Aromatherapy: Calming or calming essential oils can help reduce or control anxiety caused by stress, especially lavender or bitter orange. Nursing mothers should not apply essential oils to their skin as they can enter the bloodstream and breast milk.
Antidepressants: Drugs such as selective serotonin and norepinephrine inhibitors, SSRIs, and SSRIs, drugs that increase the stability of brain chemicals.
Anti-anxiety medications: Anti-anxiety medications such as benzodiazepines.
Most antidepressants and anti-anxiety medications are only prescribed for moderate to severe postpartum anxiety because they can cause side effects. It can enter breast milk through the bloodstream and harm the baby.
Some factors that increase the risk of postpartum anxiety disorders are preventable, such as other anxiety disorders, depression, or the “baby blues.” Baby blues is a very common and short-lived illness. They show symptoms such as involuntary crying, restlessness and irritability within a week or two after birth. People with other mental health problems, such as depression and anxiety, should seek treatment during pregnancy. It can help prevent postpartum depression and anxiety.

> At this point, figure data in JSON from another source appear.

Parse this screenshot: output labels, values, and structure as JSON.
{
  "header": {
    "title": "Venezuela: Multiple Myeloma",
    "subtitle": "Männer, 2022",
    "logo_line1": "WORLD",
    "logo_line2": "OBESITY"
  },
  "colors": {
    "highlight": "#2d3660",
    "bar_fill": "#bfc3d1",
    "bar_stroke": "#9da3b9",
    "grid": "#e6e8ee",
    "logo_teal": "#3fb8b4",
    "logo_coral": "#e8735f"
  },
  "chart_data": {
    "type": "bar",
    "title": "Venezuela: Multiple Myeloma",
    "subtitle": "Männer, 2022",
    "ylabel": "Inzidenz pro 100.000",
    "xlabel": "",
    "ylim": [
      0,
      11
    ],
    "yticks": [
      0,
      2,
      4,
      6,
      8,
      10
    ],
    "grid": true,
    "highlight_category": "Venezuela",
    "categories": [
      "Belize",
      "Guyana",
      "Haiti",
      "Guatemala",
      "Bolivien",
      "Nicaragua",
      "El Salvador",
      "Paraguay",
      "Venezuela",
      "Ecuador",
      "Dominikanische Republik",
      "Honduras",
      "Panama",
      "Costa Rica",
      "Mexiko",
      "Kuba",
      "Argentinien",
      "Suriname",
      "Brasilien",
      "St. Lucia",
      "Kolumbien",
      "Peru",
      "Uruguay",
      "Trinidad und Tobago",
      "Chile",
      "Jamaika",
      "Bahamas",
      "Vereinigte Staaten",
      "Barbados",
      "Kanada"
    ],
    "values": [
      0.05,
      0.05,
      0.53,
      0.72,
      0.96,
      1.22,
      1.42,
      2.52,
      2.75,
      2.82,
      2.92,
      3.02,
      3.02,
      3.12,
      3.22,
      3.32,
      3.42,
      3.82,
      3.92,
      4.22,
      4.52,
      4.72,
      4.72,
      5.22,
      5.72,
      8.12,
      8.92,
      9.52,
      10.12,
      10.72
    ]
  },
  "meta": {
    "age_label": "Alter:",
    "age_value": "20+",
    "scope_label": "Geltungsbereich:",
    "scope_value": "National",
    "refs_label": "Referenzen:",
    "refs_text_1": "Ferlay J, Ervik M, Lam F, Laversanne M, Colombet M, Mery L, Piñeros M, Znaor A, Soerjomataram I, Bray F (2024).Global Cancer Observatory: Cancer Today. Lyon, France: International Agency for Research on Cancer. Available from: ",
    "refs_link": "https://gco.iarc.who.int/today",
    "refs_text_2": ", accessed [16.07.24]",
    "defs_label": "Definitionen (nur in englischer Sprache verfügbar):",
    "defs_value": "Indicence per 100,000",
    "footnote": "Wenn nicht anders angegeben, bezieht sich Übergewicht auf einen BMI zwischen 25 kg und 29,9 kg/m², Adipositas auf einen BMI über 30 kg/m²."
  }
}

Some of the other risk factors associated with postpartum anxiety are somewhat preventable.
A reliable source of potential risk factors for postpartum anxiety is:
- Multiple stressful life events or experiencing multiple stressors during pregnancy
- Low social support
- Postpartum life/relationship adjustment issues
- Previous unwanted pregnancy or surgical abortion
- Take measures to cope with difficult situations or major life changes
- Increased fear before birth, fear for the life of the child or during birth
- Concern about the lack of control over the work process
- Lack of confidence in another person’s ability or ability to give birth or assist in childbirth
- Increased concern about parenting skills or abilities
- Career changes
Based on the risk factors listed above, here are some tips for managing depression during pregnancy:
- Manage or reduce stress during and after pregnancy
- Build a strong social support system of friends and family
- Learn to manage stress and life changes
- Talk to obstetricians and other health professionals about ways to reduce anxiety and gain confidence and control.
- Get enough sleep and exercise
When to consult a doctor?
Most parents, especially new parents, experience constant anxiety. People with severe postpartum depression should talk to their doctor.
The following signs and symptoms may indicate that a person should seek medical attention:
- Symptoms that make it difficult to carry out daily activities or care and communication with the child
- Symptoms of postpartum depression
- Worsening of mental or physical symptoms
- Intends to harm yourself or the child
- they continue
Postpartum depression is a common but underdiagnosed condition that causes severe and severe stress during the postpartum period and in the years following.
Some studies show that people are more likely to develop postpartum depression during the COVID-19 pandemic.
Early treatment of postpartum depression and anxiety reduces negative outcomes for individuals and their babies.